The range of beers produced by Tetley wasn’t the largest, just eight in total. Four Mild Ales, two Pale Ales, one Stout and one Porter.
At least I think that’s what they are. X3 could be an Old Ale rather than a Mild. Especially with that level of hopping. It’s interesting that the hopping rate per quarter (336 lbs) of malt is different for all the four Milds. Increasing as the gravity rises. Which may be the reason they weren’t parti-gyled with each other.
There’s a full-strength Pale Ale and what looks like a Light Bitter. There’s quite a difference in the hopping rate between the two. My guess is that PA was a proper Stock Bitter, aged for maybe 12 months before sale. While K was a Running Beer, intended for almost immediate sale.
The Stout is a few degrees weaker than a London equivalent. But not by a huge amount. They weren’t making much of it. Most of their beers were brewed in lengths of 160-odd barrels.
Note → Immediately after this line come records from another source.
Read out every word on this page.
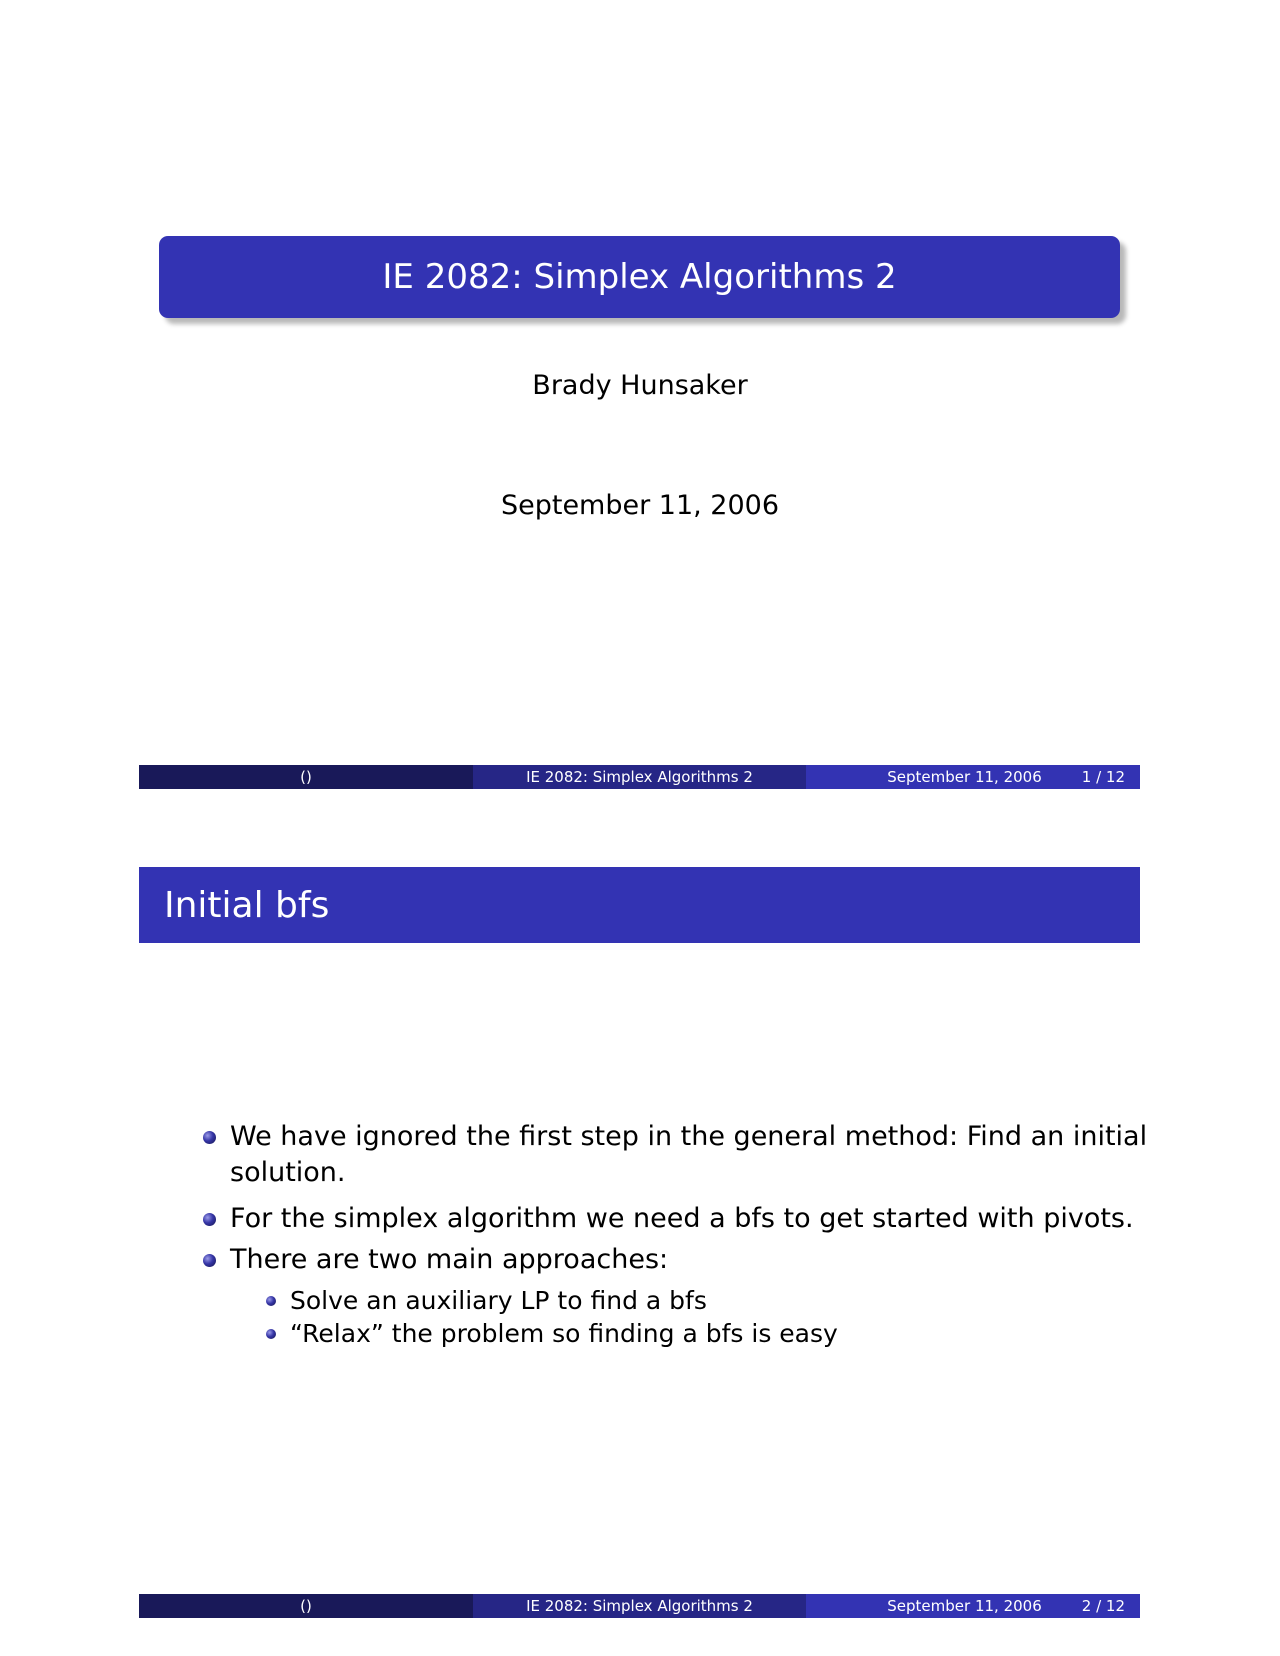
IE 2082: Simplex Algorithms 2
Brady Hunsaker
September 11, 2006
()	IE 2082: Simplex Algorithms 2	September 11, 2006	1 / 12
Initial bfs
We have ignored the first step in the general method: Find an initial
solution.
For the simplex algorithm we need a bfs to get started with pivots.
There are two main approaches:
Solve an auxiliary LP to find a bfs
“Relax” the problem so finding a bfs is easy
()	IE 2082: Simplex Algorithms 2	September 11, 2006	2 / 12
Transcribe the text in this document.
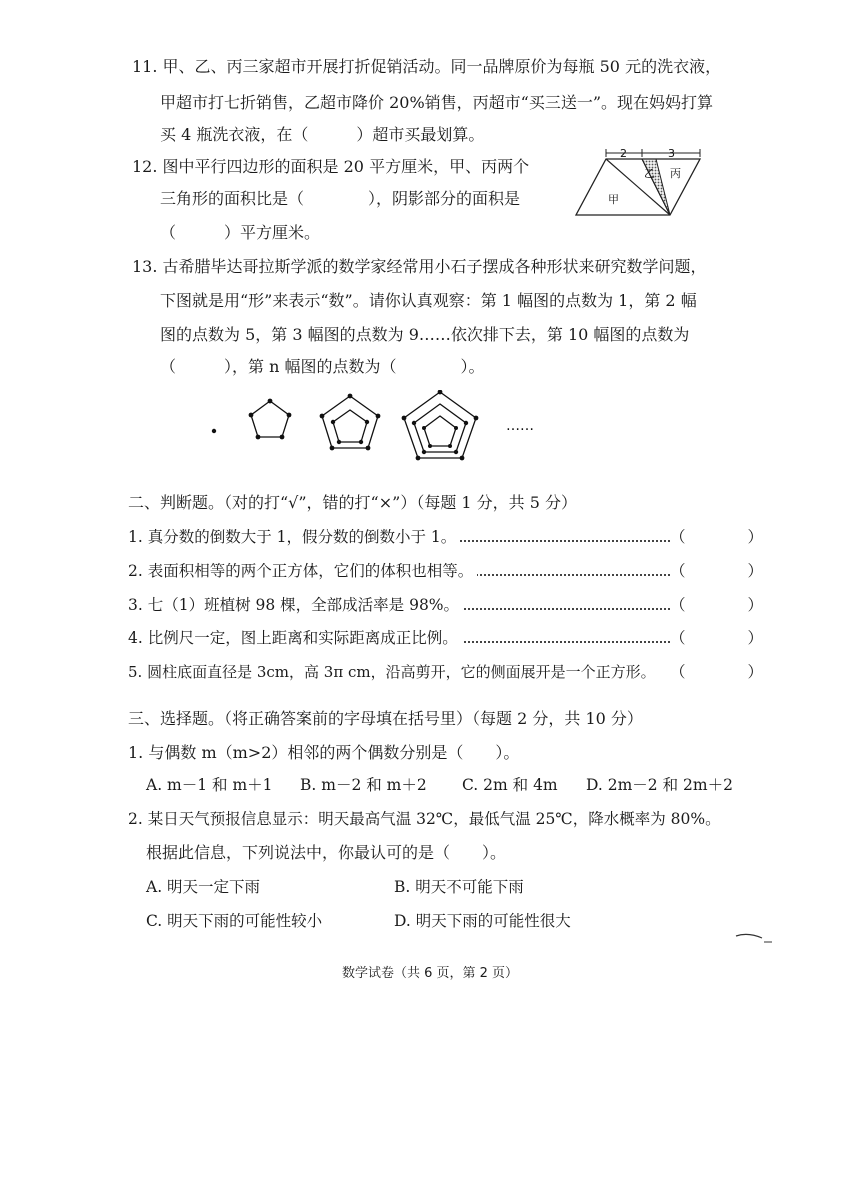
11. 甲、乙、丙三家超市开展打折促销活动。同一品牌原价为每瓶 50 元的洗衣液，
甲超市打七折销售，乙超市降价 20%销售，丙超市“买三送一”。现在妈妈打算
买 4 瓶洗衣液，在（　　　）超市买最划算。
12. 图中平行四边形的面积是 20 平方厘米，甲、丙两个
三角形的面积比是（　　　　），阴影部分的面积是
（　　　）平方厘米。
2	3
甲
乙 丙
13. 古希腊毕达哥拉斯学派的数学家经常用小石子摆成各种形状来研究数学问题，
下图就是用“形”来表示“数”。请你认真观察：第 1 幅图的点数为 1，第 2 幅
图的点数为 5，第 3 幅图的点数为 9……依次排下去，第 10 幅图的点数为
（　　　），第 n 幅图的点数为（　　　　）。
……
二、判断题。（对的打“√”，错的打“×”）（每题 1 分，共 5 分）
1. 真分数的倒数大于 1，假分数的倒数小于 1。	（　　　　）
2. 表面积相等的两个正方体，它们的体积也相等。	（　　　　）
3. 七（1）班植树 98 棵，全部成活率是 98%。	（　　　　）
4. 比例尺一定，图上距离和实际距离成正比例。	（　　　　）
5. 圆柱底面直径是 3cm，高 3π cm，沿高剪开，它的侧面展开是一个正方形。 （　　　　）
三、选择题。（将正确答案前的字母填在括号里）（每题 2 分，共 10 分）
1. 与偶数 m（m>2）相邻的两个偶数分别是（　　）。
A. m－1 和 m＋1 B. m－2 和 m＋2 C. 2m 和 4m D. 2m－2 和 2m＋2
2. 某日天气预报信息显示：明天最高气温 32℃，最低气温 25℃，降水概率为 80%。
根据此信息，下列说法中，你最认可的是（　　）。
A. 明天一定下雨	B. 明天不可能下雨
C. 明天下雨的可能性较小	D. 明天下雨的可能性很大
数学试卷（共 6 页，第 2 页）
The batch of Stout in the table was just 12.5 barrels.
It’s surprising that Tetley still brewed a Porter. Most regional breweries had dropped them by the 1880s. Though many had a beer called “Stout” at Porter strength. At a bit over 1050º, it has a similar gravity to London versions.
Tetley beers in 1888 | |||||||
Beer | Style | OG | FG | ABV | App. Atten-uation | lbs hops/ qtr | hops lb/brl |
X | Mild | 1046.0 | 1016.1 | 3.96 | 65.06% | 4.31 | 0.69 |
X1 | Mild | 1053.7 | 1016.6 | 4.91 | 69.07% | 5.31 | 1.02 |
X2 | Mild | 1063.2 | 1016.6 | 6.16 | 73.68% | 8.40 | 2.02 |
X3 | Mild | 1071.2 | 1016.1 | 7.29 | 77.43% | 12.00 | 3.57 |
K | Pale Ale | 1049.3 | 1013.9 | 4.69 | 71.91% | 10.00 | 1.95 |
PA | Pale Ale | 1063.2 | 1011.4 | 6.85 | 82.02% | 16.00 | 5.75 |
P | Porter | 1052.6 | 1016.1 | 4.84 | 69.47% | 5.87 | 1.66 |
S | Stout | 1068.7 | 1029.1 | 5.24 | 57.66% | 7.47 | 2.24 |
Source: | |||||||
Tetley brewing record held at the West Yorkshire Archives, document number WYL756/44/ACC1903. |
2 comments:
This is probably a very big ask, but do you have any data or even anecdotes on why Mild was so popular in the 19th century? I assume there are two factors here, taste and price, and the latter would've been the primary factor--was it the only factor? Are there documented instances of wealthier drinkers choosing mild for taste?
Michael Foster,
it's very hard to pin down why beer styles wax and wane.
You quote price as a factor, yet quite often at the start of a style's popularity it's relatively expensive. Mild is a case in point. At first it was more expensive than Porter. At least in London. It's in the late 19th century that its gravity and price fell to the same level.
Milds weren't just low-strength beers in the 19th century. The stronger versions were likely to have been drunk by the better off. Or at least the middle classes. Mild was much broader in the 19th century. Not just what the working man drank in the public bar.